Видимо, он не сразу понял, что все это время я находился внутри, за дверью. Но молчание на лестнице и рывок Ральфа к двери говорили сами за себя. По-волчьи метнувшись вперед, да так быстро, что я не успел среагировать, Бритаэль ударил пажа в висок своим закованным в железо кулаком. Ральф беззвучно рухнул в проем на пороге, дверь теперь закрыть не было возможности.
Бритаэль кинулся наружу.
— Джордан! Джордан! Ко мне! Измена!
Я бросился на него. Мы столкнулись грудь грудью, искря заскрипели клинки.
Страница 135 из 141
Наверху послышались быстрые шаги и голос Ульфина.
— Милорд!.. Ральф!..
— Ульфин… Скажи королю… Горлуа мертв… Надо возвращаться, быстрее… — задыхаясь, проговорил я.
Спотыкаясь, я поспешил наверх.
— Королю? Теперь я понял тебя, бабский сводник! — проговорил Бритаэль сквозь зубы.
Бритаэль был крупным человеком, воином в расцвете сил, к тому же справедливо разгневанным.
Я же был мальчишкой без всякого опыта и ненавидел то, что мне предстояло совершить. Но я был должен. Я больше не был принцем, или воином, сражающимся по всем правилам. Я превратился в дикое животное, которое должно было убить Бритаэля, потому что иного не дано. Должен!
Свободной рукой я ударил его по зубам. В его глазах мелькнуло удивление, и он отпрыгнул, освобождая свой меч. Когда он бросился на меня, его меч описал стремительную дугу. Я нырнул, уклоняясь, вниз, отбил снизу удар и пнул его изо всех сил ногой по колену. Его меч скользнул по моей щеке с шипением, словно от ожога. Меня обожгла боль, и я почувствовал текущую по щеке кровь. Когда же он наступил на ушибленную ногу, она подвернулась. Бритаэль поскользнулся на мокрых камнях и тяжело упал, ударившись локтем о камень. Меч вылетел у него из рук.
Любой другой человек на моем месте отступил бы, давая ему возможность поднять меч. Я же бросился на него всем телом, направив свой меч ему в горло.
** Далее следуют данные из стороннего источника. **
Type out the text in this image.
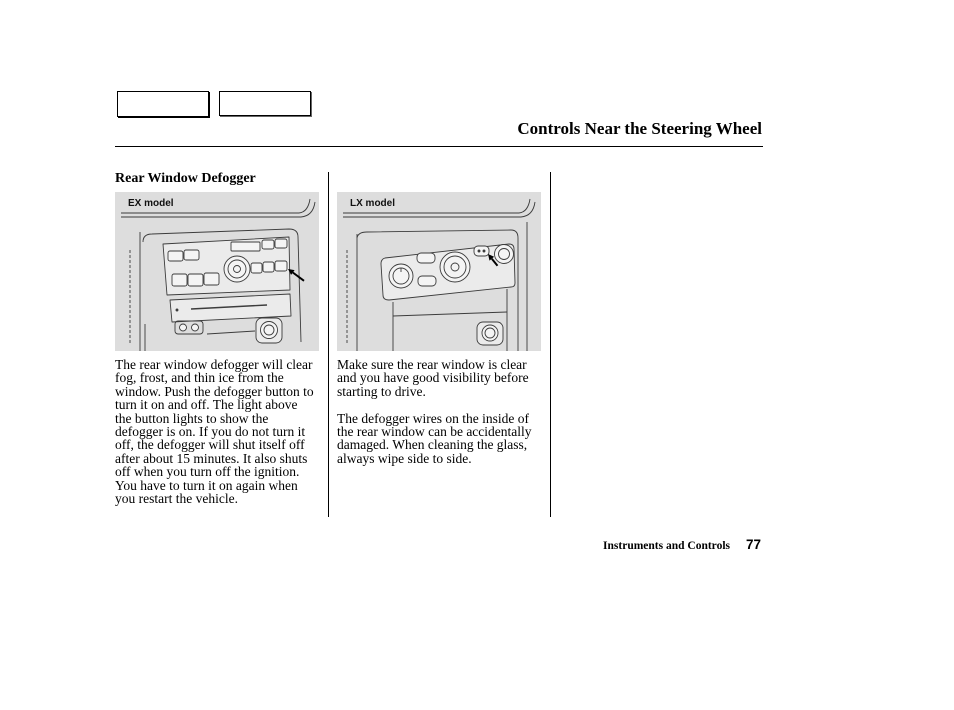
Controls Near the Steering Wheel
Rear Window Defogger
EX model	LX model
The rear window defogger will clear
fog, frost, and thin ice from the
window. Push the defogger button to
turn it on and off. The light above
the button lights to show the
defogger is on. If you do not turn it
off, the defogger will shut itself off
after about 15 minutes. It also shuts
off when you turn off the ignition.
You have to turn it on again when
you restart the vehicle.
Make sure the rear window is clear
and you have good visibility before
starting to drive.
The defogger wires on the inside of
the rear window can be accidentally
damaged. When cleaning the glass,
always wipe side to side.
Instruments and Controls 77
Светало, уже достаточно развиднелось. Я заметил в его глазах презрение и ярость. Он перекатился, уворачиваясь от лезвия меча. Я промахнулся и попал в губчатые водоросли, растущие на камнях. За секунду, в которую я пытался выдернуть свое оружие Бритаэль изменил тактику и ударил меня железным кулаком по уху. Отпрыгнув назад, он метнулся вниз по склону к мечу, блестевшему в двух шагах от обрыва.
Если он достанет его, через секунду меня не станет. Перевернувшись, я вскочил на ноги, бросившись тоже по скользкому склону к мечу. Его удар свалил меня на колени. Мне в бок вошел его тяжелый сапог, второй удар последовал по спине. Как растекающаяся кровь, меня охватывала боль переломанных костей. Я лежал, распластавшись по земле, носком ноги чувствуя металл его меча. От легкого толчка меч соскочил со скалы, и через секунду внизу раздался нежный звон, перекрывший рокот волн. Меч Бритаэля упал в обрыв на камни.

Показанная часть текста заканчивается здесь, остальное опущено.